His remarks come as a surprise because in 2014, before Narendra Modi came to power, Suman was willing to campaign for him. “I admired Modi till all these things happened,” he clarifies. “As a leader, he has to take the flak. He cannot absolve himself of all this by saying that he’s not doing it. He has to handle his men.”

There are rumours that he is angry with the Bharatiya Janata Party (BJP) because it didn’t allow him to campaign for it before the Bihar Assembly polls. “These talks happen casually,” he replies.

His relationship with political players in his home state seems a bit ambiguous. He doesn’t think that Bihar has seen development in the last many decades. “Four flyovers and a revolving restaurant in Patna’s Gandhi Maidan cannot define Bihar’s development,” says Suman, whose mother, Usha, was a homemaker, and father, Phani Bhushan Prasad, a surgeon who retired as director-general of health services in Bihar.

But he is quick to add that the outgoing and would-be chief minister, Nitish Kumar, improved standards of education and roads in the state. “But his biggest mistake is that he has joined hands with Lalu,” Suman feels.

In 2009, when Suman was contemplating a career in politics, Nitish Kumar had urged him to join his Janata Dal (United) party. “I liked Nitish and knew that I would win if I had joined him. But the Congress had approached me earlier.
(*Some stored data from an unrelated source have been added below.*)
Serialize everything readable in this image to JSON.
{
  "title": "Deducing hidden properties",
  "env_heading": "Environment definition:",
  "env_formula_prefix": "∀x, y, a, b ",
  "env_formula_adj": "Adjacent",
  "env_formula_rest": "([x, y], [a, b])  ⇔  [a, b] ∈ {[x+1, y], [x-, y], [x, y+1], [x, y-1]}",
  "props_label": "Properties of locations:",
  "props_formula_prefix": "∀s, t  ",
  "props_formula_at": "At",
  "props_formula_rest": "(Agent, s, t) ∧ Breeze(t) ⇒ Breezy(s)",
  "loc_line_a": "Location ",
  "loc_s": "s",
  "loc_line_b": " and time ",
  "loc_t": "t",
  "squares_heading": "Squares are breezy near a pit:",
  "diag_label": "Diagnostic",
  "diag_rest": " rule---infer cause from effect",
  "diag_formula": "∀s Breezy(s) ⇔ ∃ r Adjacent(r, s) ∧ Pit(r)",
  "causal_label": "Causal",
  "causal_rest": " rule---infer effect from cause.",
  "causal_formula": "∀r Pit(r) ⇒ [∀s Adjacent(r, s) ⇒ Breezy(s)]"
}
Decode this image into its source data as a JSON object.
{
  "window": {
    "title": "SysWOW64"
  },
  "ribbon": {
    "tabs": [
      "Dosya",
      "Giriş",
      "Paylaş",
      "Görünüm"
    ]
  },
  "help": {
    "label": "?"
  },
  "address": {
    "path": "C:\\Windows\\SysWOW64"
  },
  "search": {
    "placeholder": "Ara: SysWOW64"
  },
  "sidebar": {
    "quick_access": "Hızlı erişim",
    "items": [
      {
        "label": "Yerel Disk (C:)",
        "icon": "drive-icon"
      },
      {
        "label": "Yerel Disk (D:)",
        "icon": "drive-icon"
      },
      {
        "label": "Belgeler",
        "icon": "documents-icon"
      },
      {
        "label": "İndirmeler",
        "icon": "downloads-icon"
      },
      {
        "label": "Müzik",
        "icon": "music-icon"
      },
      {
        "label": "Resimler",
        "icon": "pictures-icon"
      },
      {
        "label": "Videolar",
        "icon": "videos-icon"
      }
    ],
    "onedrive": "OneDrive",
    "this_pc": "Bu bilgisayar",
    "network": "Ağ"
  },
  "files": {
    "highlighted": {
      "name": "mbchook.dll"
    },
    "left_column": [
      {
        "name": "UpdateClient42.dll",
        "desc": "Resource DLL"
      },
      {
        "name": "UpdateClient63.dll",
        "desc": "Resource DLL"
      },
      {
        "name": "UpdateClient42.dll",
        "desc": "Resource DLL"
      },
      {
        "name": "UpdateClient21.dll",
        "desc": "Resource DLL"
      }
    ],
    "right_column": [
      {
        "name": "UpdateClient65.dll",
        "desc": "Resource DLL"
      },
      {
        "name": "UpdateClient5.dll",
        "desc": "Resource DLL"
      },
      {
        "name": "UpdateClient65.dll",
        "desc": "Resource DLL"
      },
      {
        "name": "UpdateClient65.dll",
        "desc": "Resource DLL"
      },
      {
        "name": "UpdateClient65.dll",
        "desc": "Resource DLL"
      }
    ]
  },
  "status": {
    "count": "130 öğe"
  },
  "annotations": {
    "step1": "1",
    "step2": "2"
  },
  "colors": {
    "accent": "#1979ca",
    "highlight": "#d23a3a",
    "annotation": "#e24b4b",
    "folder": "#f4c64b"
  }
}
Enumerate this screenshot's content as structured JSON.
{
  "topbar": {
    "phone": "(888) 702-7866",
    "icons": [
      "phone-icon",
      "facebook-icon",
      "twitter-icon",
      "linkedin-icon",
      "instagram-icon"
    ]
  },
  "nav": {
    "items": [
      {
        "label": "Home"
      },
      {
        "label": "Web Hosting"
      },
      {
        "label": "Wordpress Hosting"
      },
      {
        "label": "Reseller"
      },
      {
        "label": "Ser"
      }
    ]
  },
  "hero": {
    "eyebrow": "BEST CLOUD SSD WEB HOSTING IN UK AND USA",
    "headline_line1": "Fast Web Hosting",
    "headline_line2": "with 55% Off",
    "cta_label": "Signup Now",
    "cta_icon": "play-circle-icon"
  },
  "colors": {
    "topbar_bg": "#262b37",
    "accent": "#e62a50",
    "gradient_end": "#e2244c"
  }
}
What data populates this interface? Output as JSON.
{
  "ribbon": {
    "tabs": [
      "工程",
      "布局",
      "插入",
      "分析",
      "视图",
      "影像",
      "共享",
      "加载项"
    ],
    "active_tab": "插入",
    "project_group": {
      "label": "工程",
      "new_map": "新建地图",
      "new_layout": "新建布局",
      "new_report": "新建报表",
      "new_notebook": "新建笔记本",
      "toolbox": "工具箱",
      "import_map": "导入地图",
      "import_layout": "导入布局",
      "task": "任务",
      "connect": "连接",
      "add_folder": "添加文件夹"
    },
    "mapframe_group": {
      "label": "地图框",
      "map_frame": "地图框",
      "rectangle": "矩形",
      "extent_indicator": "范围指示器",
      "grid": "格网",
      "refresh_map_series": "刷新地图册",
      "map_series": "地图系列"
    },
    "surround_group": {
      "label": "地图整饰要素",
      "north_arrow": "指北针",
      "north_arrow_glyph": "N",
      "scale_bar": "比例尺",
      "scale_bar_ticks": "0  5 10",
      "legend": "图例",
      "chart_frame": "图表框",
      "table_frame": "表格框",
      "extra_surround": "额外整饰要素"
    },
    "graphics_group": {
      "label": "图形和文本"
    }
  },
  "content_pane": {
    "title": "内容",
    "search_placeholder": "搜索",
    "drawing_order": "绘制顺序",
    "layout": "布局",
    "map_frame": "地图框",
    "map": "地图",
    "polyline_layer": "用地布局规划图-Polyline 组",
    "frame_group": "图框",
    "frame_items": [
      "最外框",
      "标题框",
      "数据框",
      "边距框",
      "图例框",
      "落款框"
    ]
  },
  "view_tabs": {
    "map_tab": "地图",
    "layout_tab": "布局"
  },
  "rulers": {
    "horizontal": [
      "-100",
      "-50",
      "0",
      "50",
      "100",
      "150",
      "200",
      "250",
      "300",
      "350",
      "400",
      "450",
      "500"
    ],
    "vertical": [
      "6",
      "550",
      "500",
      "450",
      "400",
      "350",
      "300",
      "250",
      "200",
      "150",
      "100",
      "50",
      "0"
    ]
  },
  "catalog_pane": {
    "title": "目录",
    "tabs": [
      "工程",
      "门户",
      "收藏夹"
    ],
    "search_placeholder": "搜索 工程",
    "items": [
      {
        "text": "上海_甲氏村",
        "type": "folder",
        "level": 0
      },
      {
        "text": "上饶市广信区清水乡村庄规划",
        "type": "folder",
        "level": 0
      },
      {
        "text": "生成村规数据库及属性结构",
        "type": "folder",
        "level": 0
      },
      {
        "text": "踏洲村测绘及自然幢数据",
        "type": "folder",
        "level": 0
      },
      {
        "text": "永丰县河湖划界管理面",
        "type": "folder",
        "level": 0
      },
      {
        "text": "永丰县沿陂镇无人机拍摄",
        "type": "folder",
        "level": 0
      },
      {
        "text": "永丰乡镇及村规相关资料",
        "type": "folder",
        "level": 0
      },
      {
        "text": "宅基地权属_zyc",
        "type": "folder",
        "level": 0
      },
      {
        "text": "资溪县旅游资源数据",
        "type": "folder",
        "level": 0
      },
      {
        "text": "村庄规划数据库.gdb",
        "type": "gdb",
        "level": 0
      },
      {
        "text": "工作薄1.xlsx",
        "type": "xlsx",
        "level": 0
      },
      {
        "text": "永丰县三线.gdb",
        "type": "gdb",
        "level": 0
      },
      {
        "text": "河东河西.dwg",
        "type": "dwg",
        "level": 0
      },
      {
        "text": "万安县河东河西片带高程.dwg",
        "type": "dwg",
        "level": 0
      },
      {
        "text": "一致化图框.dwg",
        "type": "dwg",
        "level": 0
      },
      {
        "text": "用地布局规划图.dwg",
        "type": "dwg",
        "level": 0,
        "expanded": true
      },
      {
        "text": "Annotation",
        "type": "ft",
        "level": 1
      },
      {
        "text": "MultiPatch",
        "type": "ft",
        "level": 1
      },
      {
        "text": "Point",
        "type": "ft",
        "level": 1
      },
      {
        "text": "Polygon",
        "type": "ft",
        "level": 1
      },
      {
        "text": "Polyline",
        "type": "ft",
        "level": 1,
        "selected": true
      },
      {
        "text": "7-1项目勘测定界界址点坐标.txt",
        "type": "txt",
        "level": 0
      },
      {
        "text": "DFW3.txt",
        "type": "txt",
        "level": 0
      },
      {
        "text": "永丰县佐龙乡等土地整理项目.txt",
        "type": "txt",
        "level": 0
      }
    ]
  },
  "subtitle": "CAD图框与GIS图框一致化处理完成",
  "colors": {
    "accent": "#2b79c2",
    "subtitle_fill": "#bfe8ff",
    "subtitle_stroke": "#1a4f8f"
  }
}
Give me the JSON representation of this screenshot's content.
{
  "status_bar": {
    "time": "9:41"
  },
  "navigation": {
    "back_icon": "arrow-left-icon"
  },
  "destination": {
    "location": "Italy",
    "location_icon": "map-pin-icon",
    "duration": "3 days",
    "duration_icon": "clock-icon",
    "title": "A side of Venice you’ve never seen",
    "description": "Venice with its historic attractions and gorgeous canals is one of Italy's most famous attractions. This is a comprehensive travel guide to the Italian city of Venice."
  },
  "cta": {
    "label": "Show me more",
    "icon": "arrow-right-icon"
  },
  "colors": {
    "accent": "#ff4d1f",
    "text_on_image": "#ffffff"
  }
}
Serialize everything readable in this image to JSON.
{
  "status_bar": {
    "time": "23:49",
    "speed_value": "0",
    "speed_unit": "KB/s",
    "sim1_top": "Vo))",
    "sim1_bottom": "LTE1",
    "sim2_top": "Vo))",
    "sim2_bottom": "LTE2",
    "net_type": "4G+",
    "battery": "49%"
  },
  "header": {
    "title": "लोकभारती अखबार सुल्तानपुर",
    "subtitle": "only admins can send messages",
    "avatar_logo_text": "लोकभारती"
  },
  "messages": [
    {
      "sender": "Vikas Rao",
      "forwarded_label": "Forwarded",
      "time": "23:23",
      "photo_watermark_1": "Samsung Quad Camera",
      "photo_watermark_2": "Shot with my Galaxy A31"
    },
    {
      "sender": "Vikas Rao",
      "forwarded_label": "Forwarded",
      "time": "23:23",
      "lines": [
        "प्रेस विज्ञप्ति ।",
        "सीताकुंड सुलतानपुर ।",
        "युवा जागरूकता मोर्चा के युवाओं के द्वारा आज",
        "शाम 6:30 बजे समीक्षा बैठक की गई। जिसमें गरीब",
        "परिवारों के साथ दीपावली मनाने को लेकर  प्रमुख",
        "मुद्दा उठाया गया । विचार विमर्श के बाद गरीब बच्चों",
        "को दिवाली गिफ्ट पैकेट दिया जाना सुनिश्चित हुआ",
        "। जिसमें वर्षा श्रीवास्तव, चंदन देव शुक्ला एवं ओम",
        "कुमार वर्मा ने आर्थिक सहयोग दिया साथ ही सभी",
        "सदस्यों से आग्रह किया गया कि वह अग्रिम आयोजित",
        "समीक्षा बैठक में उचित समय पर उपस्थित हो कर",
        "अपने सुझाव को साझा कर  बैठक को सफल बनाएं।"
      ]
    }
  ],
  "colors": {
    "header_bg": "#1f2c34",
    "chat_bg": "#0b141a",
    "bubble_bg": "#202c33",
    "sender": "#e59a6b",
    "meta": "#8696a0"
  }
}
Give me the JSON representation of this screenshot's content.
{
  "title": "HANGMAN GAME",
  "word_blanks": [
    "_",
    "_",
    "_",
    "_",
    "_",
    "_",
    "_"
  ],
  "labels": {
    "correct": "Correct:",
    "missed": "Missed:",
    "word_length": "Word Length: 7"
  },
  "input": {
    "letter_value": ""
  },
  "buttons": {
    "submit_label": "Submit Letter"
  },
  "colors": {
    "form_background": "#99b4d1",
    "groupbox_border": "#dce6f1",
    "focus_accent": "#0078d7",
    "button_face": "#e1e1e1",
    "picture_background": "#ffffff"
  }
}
I had grown up with Congress ideology, so couldn’t say no to them,” he says.

He contested from the Patna Sahib parliamentary seat and lost miserably to fellow actor and BJP leader Shatrughan Sinha.

Relations between the two Bihari babus soured as a result of the contest. “It was the biggest mistake of my life – first to contest the elections and, second, to fight against Shatrughan Sinha.”

Suman talks about the past and present candidly, sitting comfortably in his 20th floor apartment in Oberoi Sky Gardens in Mumbai’s Lokhandwala area. Dressed in a body-hugging yellow tee and a pair of black trousers, he looks a lot younger than his age. I spot his gym, and ask him about his six-pack abs and image makeover. There were rumours that he’d undergone a hair transplant and had botox injected into his skin to do away with wrinkles when he appeared in a self-produced music video with the 20-year-old model, Bruna Abdullah, in 2008.

“Why should I go for cosmetic surgery? Eventually, nothing will last. I have a 27-year-old son. Why should I be worried about looking old,” he retorts.

“This is not what you should ask. As a journalist, you should ask other questions,” he says, giving me a few instant tips on good journalism.

Clearly, the man who made his name poking fun at others is not open to answering uncomfortable questions about himself.

But, then, he did say these were intolerant times.